Many in the Medical Community Lose Homes and Practices in Wake of Katrina and Now Rita

Dr. Sid Ross and his wife of 42 years rode out Hurricane Katrina at a local hotel near their home in Moss Point, Miss., but his business was not so fortunate.

Ross, a 20-year Navy veteran who also holds a degree in medicine and served more than 8,000 of Moss Point's residents before the storm, has experienced a lot in his lifetime, but little prepared him for what waited outside the hotel's walls once the storm passed.

"After we got out and started looking around and saw the devastation, our hearts just sank," he said.

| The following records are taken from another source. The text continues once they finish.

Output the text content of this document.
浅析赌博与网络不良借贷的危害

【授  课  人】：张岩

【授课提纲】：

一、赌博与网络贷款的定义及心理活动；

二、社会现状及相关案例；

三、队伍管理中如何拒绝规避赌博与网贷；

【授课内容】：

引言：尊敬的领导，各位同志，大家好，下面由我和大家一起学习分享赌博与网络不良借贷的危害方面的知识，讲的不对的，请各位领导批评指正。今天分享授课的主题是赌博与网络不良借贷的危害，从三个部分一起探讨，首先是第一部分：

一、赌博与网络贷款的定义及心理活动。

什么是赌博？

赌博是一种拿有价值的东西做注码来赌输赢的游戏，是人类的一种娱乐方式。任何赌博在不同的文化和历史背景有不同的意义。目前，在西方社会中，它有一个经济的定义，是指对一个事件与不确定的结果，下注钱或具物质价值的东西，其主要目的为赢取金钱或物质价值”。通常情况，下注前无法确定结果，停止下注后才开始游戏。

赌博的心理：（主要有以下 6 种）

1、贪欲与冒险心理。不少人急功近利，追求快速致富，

His practice and several hundred thousand dollars worth of equipment were underwater, and his home -- once in a beautiful riverfront community -- had become an inaccessible island surrounded by floodwaters.

Medical Professionals Starting Over

Ross, 62, is one of about 6,000 doctors who were displaced by Katrina, according to a new study conducted by the University of North Carolina-Chapel Hill.

Many have lost both their homes and their livelihoods -- practices that in many cases had been built through decades of hard work and hundreds of thousands of dollars.

"My office was in a shopping complex and the only thing left in that shopping complex is the sign from my office," said Dr. Andrea Elenbaas, a Long Beach, Miss., dentist.